Here's an example binary tree, which just encodes the letters 'A' through 'D'.

  {
	{ 'A', 'B' },
	{ 'C', 'D' },
  },
This ends up being a fixed-width tree; we'll say element 1 in each node array is left (0), and element 2 is right (1).
from the root, left gives you the node {'A','B'}. Left again, just 'A'. So, left left, or "00", is 'A'. right, right, or "11", would be 'D'.
But supposed you added "E" and "F". We could expand it to a 3-bit fixed width encoding, keeping these as 000b - 011b and adding 100 = E and 101 = F. Then 110 and 111 would be meaningless, wasted patterns in our output encoding.
Instead, with binary trees, we can do this:

{
  {
	{ 'A', 'B' },
	{ 'C', 'D' },
  },
  { 'E', 'F'},
}
the entire previous tree just became the left branch of a new node, with the right node containing the two new values. So now, left takes us to the old tree, and 000 (left, left, left) would take us from root to 'A', 011 (left, right, right) would take us to 'D.' But starting at root, right takes us to {'E','F'} and from there a left and right give us 'E' and 'F', so E is "10" and F is "11." Not fixed length anymore, and 2 of our 6 symbols take up only 2 bits instead of 3, and we have no patterns that end up meaning nothing - the only invalid cases would come at the end of the entire file.
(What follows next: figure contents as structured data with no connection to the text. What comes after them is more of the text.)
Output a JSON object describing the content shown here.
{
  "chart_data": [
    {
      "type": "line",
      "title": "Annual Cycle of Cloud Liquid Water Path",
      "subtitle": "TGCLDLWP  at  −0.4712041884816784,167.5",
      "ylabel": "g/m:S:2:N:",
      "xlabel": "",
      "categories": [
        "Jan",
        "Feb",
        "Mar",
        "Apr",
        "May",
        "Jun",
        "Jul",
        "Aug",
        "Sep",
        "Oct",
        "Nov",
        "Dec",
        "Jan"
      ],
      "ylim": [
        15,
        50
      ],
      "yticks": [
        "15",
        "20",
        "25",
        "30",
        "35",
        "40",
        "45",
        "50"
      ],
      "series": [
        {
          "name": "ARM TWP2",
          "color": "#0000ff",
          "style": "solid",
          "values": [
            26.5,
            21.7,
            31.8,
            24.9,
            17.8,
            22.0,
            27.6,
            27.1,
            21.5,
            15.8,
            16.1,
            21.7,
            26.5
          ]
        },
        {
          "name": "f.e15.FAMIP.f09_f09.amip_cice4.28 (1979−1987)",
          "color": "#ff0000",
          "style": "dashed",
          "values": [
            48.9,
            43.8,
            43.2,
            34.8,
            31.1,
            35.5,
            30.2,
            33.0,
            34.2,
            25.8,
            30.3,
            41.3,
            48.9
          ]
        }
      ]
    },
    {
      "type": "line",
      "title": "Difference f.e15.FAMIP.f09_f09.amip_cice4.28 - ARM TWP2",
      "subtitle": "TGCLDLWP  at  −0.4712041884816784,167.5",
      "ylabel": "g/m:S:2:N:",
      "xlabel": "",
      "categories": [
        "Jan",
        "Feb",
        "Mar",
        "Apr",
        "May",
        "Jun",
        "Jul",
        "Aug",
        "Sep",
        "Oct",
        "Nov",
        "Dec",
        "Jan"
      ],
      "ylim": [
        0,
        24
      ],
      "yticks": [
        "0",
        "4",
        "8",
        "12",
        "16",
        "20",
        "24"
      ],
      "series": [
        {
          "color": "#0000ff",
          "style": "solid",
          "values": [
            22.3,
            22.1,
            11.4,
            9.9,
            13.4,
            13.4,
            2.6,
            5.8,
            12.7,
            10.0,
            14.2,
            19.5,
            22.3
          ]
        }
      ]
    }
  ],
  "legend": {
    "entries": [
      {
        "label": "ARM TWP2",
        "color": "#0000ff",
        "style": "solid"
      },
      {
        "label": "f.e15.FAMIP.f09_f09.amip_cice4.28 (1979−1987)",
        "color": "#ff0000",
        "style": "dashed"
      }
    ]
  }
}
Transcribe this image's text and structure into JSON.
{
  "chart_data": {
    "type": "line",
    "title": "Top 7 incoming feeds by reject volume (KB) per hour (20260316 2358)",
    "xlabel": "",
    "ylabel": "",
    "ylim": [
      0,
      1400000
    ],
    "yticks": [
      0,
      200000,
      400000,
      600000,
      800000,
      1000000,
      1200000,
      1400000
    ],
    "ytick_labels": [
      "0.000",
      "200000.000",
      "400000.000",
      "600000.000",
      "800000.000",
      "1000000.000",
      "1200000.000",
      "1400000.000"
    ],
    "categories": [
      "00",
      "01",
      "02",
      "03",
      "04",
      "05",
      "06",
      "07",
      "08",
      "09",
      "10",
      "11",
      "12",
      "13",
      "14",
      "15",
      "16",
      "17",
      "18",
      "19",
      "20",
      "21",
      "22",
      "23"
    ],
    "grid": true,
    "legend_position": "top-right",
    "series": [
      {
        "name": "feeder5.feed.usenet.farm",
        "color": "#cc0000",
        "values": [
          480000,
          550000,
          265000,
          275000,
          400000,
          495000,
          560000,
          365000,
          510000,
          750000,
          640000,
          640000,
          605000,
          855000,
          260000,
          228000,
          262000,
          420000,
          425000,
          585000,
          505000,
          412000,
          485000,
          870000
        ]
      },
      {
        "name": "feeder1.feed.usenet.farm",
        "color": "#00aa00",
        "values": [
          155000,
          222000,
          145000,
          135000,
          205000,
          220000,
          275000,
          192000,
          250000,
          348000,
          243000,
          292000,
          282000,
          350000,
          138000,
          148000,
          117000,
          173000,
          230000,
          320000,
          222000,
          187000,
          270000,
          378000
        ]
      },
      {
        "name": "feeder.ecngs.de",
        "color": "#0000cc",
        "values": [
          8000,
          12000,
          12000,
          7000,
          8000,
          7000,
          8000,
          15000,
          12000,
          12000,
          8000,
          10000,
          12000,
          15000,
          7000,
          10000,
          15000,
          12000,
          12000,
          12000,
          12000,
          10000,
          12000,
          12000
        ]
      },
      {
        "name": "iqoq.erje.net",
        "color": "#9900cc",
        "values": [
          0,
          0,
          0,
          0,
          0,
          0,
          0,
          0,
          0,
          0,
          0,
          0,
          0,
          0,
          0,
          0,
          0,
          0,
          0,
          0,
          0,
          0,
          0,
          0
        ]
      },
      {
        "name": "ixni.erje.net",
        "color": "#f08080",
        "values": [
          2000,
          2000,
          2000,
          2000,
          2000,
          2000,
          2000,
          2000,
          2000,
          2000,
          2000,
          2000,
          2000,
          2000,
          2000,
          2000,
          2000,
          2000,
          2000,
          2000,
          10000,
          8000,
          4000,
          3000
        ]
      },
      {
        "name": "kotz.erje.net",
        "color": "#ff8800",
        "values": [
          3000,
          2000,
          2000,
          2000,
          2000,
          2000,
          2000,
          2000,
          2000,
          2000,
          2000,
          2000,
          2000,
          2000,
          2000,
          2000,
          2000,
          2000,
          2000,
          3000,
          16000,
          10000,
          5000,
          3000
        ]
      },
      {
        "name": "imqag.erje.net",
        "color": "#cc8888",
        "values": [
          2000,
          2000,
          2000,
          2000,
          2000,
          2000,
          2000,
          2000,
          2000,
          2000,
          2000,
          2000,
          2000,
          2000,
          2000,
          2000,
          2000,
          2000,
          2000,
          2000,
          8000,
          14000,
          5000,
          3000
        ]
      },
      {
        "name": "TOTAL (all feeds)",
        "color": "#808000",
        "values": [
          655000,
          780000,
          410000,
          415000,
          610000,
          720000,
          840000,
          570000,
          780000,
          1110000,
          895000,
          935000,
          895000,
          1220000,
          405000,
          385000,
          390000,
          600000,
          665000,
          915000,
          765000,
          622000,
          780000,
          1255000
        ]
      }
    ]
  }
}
If you had an extra "0" at the very end, that doesn't decode to a character; a single "left" instruction just gives you the node containing A,B,C, and D.

Huffman encoding is a compression algorithm for building binary trees based on repetition counts - the most frequent things get the shortest encodings, the shortest branches in the tree, while the least frequent get the longest branches/encodings. But any method will give a valid encoding, so long as it builds a valid binary tree.

The big limitation of variable-length encoding is that you must read data encoded this way from the beginning, always. You can't jump in in the middle and start reading, because you will have no way of knowing which bits end one value and begin the next one. 'E' is encoded as "10", but not every "10" in output is an 'E'; 'C' was encoded as "110", which obviously has "10" right there in it! Fixed width encodings remove this limitation, which is a big part of why they're favored by programmers (even when, as in the case of utf8 (which is variable-width) vs ascii (fixed-width), there's a lot of very good reasons to use the variable width one!)
Edited on 01 April 2015 - 03:50 AM
Bomb Bloke #8
Posted 01 April 2015 - 04:46 AM
Interesting reading - I've certainly learned something - though I think you got your lefts and rights (… and F) a bit mixed up there. ;)/>
GopherAtl #9
Posted 01 April 2015 - 04:55 AM
Interesting reading - I've certainly learned something - though I think you got your lefts and rights (… and F) a bit mixed up there. ;)/>

er, so I did. Tried to clean those up, hopefully didn't miss any.